"The Jetsons" as a touchstone for the future
"Then there was another influence, one that makes space opera sound like real opera. That, of course, was "The Jetsons" -- the Hanna- Barbera show featuring flying cars, robot maids, and Space Needle apartment buildings filled with Rube Goldberg labor-saving devices. I doubt the creators of "The Jetsons" ever imagined how they'd influence kids growing up in the 1970s. (...) Why such an influence for a show that was basically "The Flintstones" in aerial houses? (...) The only reason "The Jetsons" is a touchstone for the future instead of just childhood nostalgia is that it was "about" the future -- which was bound to arrive because, well, that's what the future does. (...) "The Jetsons," on the other hand, is pretty close to a sure thing, conversationally. (...) The other thing about the future is it tends to arrive slowly -- so slowly that often we don't notice how thoroughly things are changing."
And then relates to today's situation:
"I may not have a ticket to a moonbase quite yet, but if you could send me back to the 70s to tell my nine-year-old self what's coming, he'd be thrilled. To him, for all intents and purposes I am George Jetson.

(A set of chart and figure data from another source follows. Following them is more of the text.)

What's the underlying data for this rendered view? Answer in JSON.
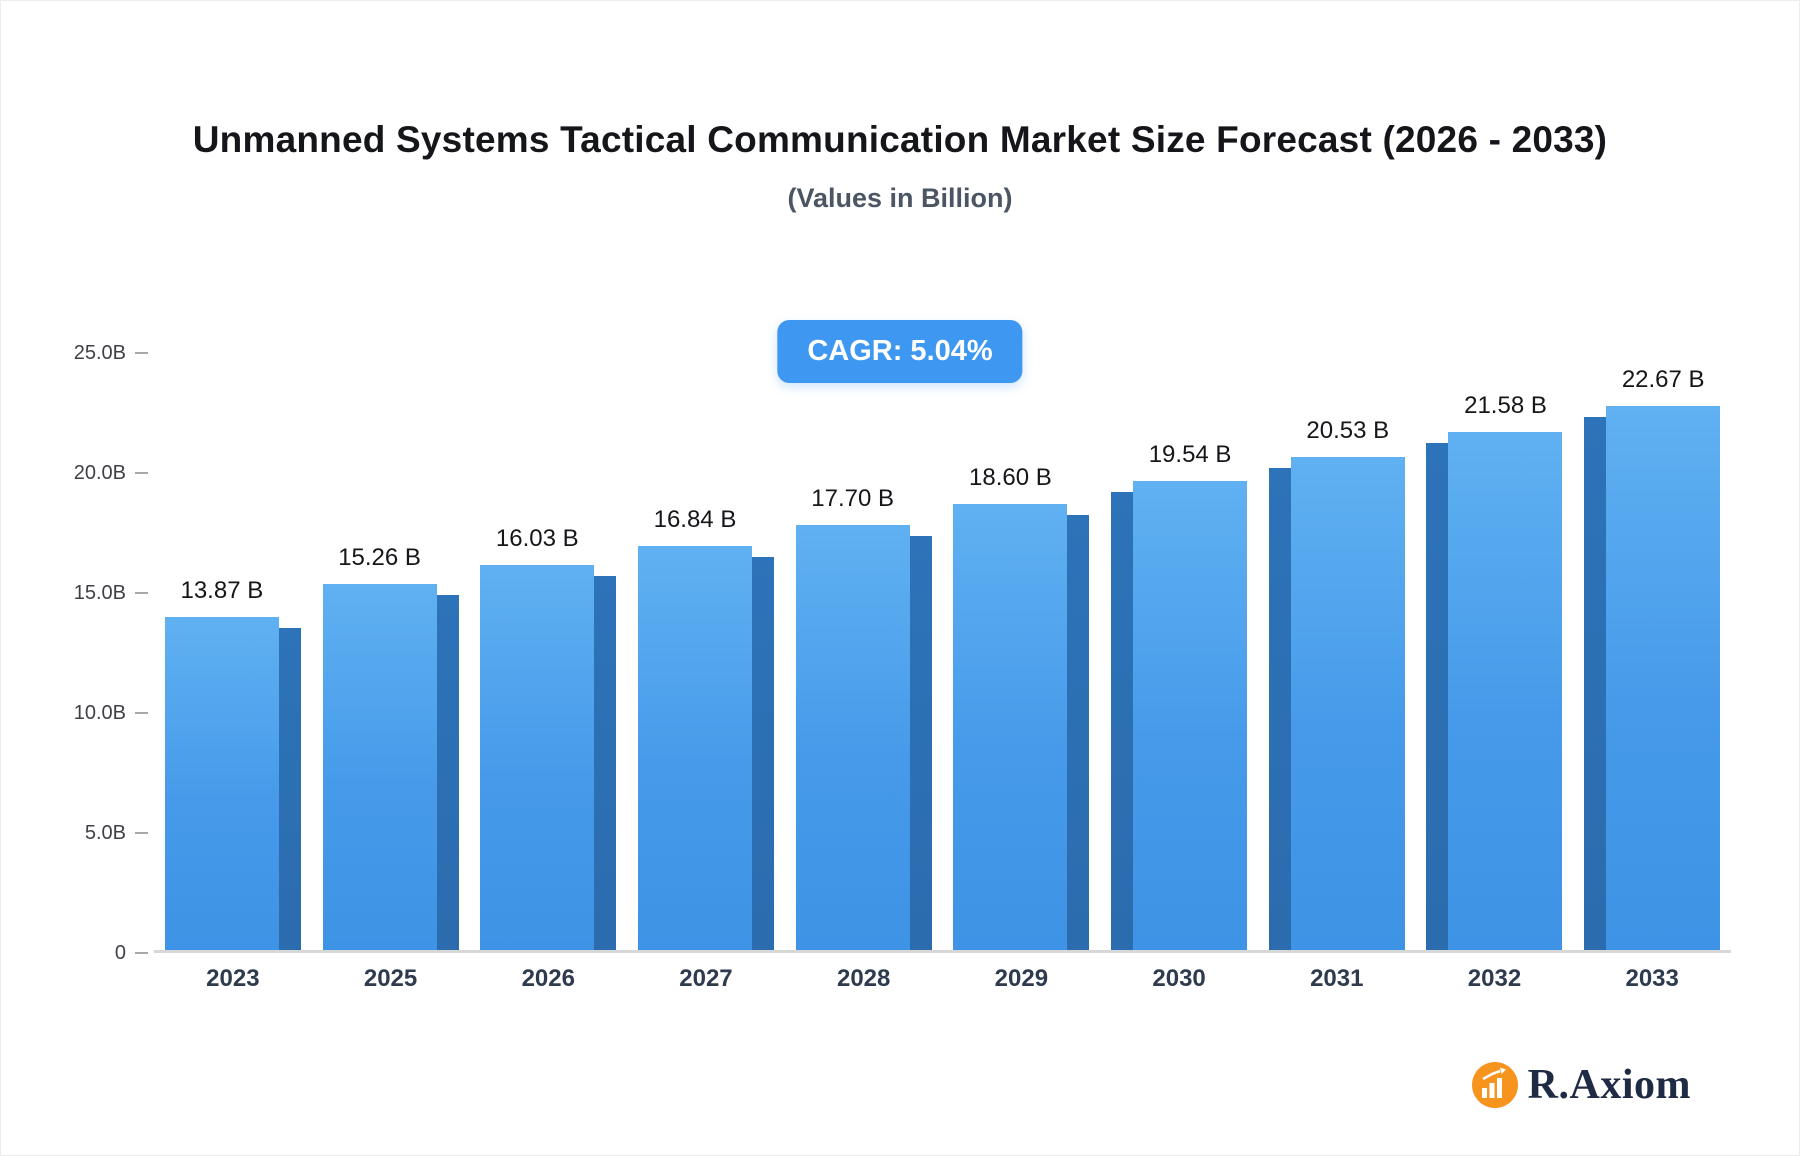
{
  "chart_data": {
    "type": "bar",
    "title": "Unmanned Systems Tactical Communication Market Size Forecast (2026 - 2033)",
    "subtitle": "(Values in Billion)",
    "cagr_label": "CAGR: 5.04%",
    "categories": [
      "2023",
      "2025",
      "2026",
      "2027",
      "2028",
      "2029",
      "2030",
      "2031",
      "2032",
      "2033"
    ],
    "values": [
      13.87,
      15.26,
      16.03,
      16.84,
      17.7,
      18.6,
      19.54,
      20.53,
      21.58,
      22.67
    ],
    "value_labels": [
      "13.87 B",
      "15.26 B",
      "16.03 B",
      "16.84 B",
      "17.70 B",
      "18.60 B",
      "19.54 B",
      "20.53 B",
      "21.58 B",
      "22.67 B"
    ],
    "ylim": [
      0,
      25
    ],
    "ytick_values": [
      0,
      5,
      10,
      15,
      20,
      25
    ],
    "ytick_labels": [
      "0",
      "5.0B",
      "10.0B",
      "15.0B",
      "20.0B",
      "25.0B"
    ],
    "xlabel": "",
    "ylabel": "",
    "grid": "off",
    "legend": "none",
    "bar_color_top": "#60B1F2",
    "bar_color_bottom": "#3E93E6",
    "bar_side_color": "#2D73B9",
    "badge_color": "#3E97F0"
  },
  "branding": {
    "logo_text": "R.Axiom",
    "logo_icon": "bar-chart-icon",
    "logo_icon_color": "#F6941D",
    "logo_text_color": "#1F2A44"
  }
}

What technological milestones have taken place during your lifetime? What do you take for granted that your nine-year-old self would have never believed possible? And what do you think the future holds? "
Why do I blog this? pure interest in (past) representation of the future and how it unfolded afterwards. Cultural artifacts like TV series are part of that ecosystem. And it's crazy how today the word "jetsons" is employed in discourse about the future (newspaper articles, futurists conference, designers' discussion and even academic papers).
This notion of a "touchstone" for the future is important, the normative representation of "what could be" at that time is the benchmark towards which one evaluate what we have today ("where's my 3D video phone that I could use in my flying car?").